Martin quickly interjected that the actual distance to the moon was 238,900 miles.
Lisa’s facial expression instantly changed to one of dejection, and she turned away from him to occupy herself with the task of preparing dinner instead of continuing the conversation.
I waited for a moment to see if Martin noticed what had happened, but he seemed to enjoy the opportunity to take center stage and entertain us with his knowledge. After he had talked for less than a minute, I interrupted to ask, “Did you notice what happened when you mentioned that the distance to the moon was 238,900 miles?”
“What do you mean?” he asked.
“Just a minute ago, you two were having a conversation, but now you are conducting a monologue. Lisa has disappeared from the discussion because you cut her off and corrected her unnecessarily.”
“I don’t understand.”
“She said the distance to the moon was a quarter million, or 250,000, miles.”
“But it’s really 238,900 miles.”
“So let’s look at two things. First, the number you’ve quoted is an average. The moon’s distance actually varies, so that today it might actually be 250,000 miles, and she might be right. But that’s not important. The second point is far more important. Let’s assume that you’re right and that the moon really is always 238,900 miles away. So what?! Why do you need to correct her?”
“To be accurate.”
“Ridiculous. You corrected her so you could be right. You did it for your own personal gratification. You did it for purely selfish reasons. I’m not telling you not to do this. I’m not criticizing you in any way. I’m simply pointing out why you did it so you can see it.”
“That’s not true.”
I smiled. “Now, I actually believe that you believe what you’re saying. You believe that it’s important to correct people when they say something wrong. And what I’m telling you is that for all these years you’ve been wrong in this belief. I’m telling you that correcting people in circumstances like this is utterly meaningless.”
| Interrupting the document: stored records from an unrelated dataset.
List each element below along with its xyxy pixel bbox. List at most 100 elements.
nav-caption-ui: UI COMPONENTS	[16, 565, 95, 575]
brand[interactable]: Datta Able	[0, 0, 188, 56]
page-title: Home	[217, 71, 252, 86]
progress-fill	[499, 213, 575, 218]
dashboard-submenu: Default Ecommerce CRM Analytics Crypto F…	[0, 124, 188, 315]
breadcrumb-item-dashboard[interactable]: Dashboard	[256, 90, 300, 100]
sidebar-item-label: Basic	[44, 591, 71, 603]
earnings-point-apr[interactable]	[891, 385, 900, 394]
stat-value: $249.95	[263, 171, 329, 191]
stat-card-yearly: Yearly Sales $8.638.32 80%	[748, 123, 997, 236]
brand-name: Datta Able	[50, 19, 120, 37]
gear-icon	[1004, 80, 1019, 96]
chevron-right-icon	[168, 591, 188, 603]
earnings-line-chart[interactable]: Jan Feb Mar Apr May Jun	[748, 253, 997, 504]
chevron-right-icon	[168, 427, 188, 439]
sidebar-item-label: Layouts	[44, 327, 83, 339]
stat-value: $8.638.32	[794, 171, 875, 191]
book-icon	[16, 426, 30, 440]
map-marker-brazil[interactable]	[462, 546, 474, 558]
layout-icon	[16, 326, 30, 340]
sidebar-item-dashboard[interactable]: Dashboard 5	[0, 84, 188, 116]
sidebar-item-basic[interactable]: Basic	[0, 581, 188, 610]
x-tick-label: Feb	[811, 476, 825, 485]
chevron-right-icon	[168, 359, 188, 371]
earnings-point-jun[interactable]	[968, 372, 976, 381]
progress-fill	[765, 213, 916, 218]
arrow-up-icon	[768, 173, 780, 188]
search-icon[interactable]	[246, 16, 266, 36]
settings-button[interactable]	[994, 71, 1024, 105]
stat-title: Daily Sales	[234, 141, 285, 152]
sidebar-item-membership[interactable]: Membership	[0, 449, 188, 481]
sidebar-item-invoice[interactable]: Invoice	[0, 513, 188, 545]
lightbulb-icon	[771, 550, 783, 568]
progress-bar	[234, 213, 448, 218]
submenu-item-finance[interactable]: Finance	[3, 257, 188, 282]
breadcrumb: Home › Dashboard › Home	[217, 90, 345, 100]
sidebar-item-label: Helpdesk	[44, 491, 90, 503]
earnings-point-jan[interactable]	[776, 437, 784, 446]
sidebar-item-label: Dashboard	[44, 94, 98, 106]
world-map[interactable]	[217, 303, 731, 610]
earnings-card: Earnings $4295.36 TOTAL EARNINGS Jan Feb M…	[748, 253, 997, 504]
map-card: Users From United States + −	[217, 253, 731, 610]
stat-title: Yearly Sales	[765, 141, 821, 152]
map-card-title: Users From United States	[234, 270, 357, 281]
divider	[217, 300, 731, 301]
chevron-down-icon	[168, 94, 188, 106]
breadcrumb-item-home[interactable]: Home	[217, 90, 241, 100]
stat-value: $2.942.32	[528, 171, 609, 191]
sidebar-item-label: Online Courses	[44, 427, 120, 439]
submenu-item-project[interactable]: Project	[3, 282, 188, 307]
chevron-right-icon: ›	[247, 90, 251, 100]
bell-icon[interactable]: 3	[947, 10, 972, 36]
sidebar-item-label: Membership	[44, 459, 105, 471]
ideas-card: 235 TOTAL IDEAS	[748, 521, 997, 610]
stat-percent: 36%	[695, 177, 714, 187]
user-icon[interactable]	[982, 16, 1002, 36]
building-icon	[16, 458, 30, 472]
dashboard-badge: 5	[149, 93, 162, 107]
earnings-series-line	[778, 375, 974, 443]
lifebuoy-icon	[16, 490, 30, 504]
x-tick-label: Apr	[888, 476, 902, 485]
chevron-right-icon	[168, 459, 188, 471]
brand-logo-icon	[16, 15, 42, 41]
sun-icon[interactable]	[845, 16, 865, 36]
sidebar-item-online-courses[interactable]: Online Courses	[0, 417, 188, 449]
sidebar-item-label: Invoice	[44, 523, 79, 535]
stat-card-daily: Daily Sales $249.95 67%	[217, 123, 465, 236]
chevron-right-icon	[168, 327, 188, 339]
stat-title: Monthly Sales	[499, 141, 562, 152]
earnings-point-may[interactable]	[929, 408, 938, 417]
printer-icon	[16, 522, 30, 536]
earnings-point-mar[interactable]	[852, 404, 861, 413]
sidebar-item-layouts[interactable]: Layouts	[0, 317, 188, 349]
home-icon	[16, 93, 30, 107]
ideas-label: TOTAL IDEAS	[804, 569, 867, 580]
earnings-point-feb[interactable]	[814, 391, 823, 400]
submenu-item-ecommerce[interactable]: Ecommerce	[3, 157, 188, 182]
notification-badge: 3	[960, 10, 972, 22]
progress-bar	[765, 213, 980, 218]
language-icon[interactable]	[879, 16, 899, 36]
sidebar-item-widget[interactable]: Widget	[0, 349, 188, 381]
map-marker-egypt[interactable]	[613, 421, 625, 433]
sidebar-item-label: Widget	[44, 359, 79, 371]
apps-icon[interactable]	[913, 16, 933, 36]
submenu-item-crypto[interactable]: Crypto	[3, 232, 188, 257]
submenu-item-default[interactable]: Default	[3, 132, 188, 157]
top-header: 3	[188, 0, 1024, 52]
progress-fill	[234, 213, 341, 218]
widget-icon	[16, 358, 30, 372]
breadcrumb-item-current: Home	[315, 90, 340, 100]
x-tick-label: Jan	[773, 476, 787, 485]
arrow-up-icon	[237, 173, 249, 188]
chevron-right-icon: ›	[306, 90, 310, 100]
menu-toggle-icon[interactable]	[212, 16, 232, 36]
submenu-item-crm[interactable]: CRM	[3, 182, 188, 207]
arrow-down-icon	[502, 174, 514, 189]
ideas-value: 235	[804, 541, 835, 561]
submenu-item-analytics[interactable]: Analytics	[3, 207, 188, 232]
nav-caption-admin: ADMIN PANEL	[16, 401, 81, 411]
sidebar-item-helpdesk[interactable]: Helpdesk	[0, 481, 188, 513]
“I don’t understand how you can say that.”
“Do you believe that everything is equally important?”
“What do you mean?” Martin asked.
“For example, I agree that knowing the distance to the moon would be important if you were on a shuttle traveling to the moon. If, however, you were in a building that was on fire, learning the precise distance to the moon would be less important than learning the location of the exits for the building. Would you agree?”
“In every moment and in every circumstance, facts and things can be ranked as to their relative importance. Now let’s go back to your conversation with Lisa. She said the moon was 250,000 miles away. Her point was not that it was precisely 250,000 miles away. She was not prescribing that you make a trip in a space shuttle based on that distance. She was simply saying that it was an incredible distance for the men and women who traveled there. She was saying that if you contemplated making the journey, you’d probably have to pack a lunch and wouldn’t be able to make the trip in your car or on a horse. She was expressing her admiration for those who had accomplished this feat, right?”
“I suppose so.”
“And what she wanted most is what everyone wants most. She wanted someone to listen to her and care about her. In this case, she wanted the person most important in her life to listen to her and care about her. That’s the single thing she wanted most. That was your job, to listen and accept her. She didn’t care one tiny bit what the actual distance to the moon was at that moment. Now, how did you do in your job of listening to your partner and caring about her?”
Martin was speechless.
I helped Martin understand that what he had done with Lisa was very common and that he had not intended to hurt her. We fail to be loving to the people around us mostly because we simply have not seen sufficient loving examples to follow. We just don’t know how to be loving. We don’t know how to listen to what’s important to our partners, so instead, we selfishly look for opportunities to be right.
Not long after the above conversation, I talked with another couple, where she said to him, “You haven’t touched me once in the past month.”
His response? “That’s not true. Remember, last week I touched you on your way out the door to work.”
This is just a variation of 238,900. He corrected the details of what she said instead of listening to what was important. What she was really saying was, “You’re not touching me and caring about me enough,” and he missed that message entirely. Instead, he focused on details that didn’t matter.
Whenever people speak, they’re offering a priceless piece of who they are, and we need to handle that offering with the appropriate care. We need to accept them and do our best to support them, which is what they need, rather than trying to correct them or manipulate them, which does such great harm to our relationships.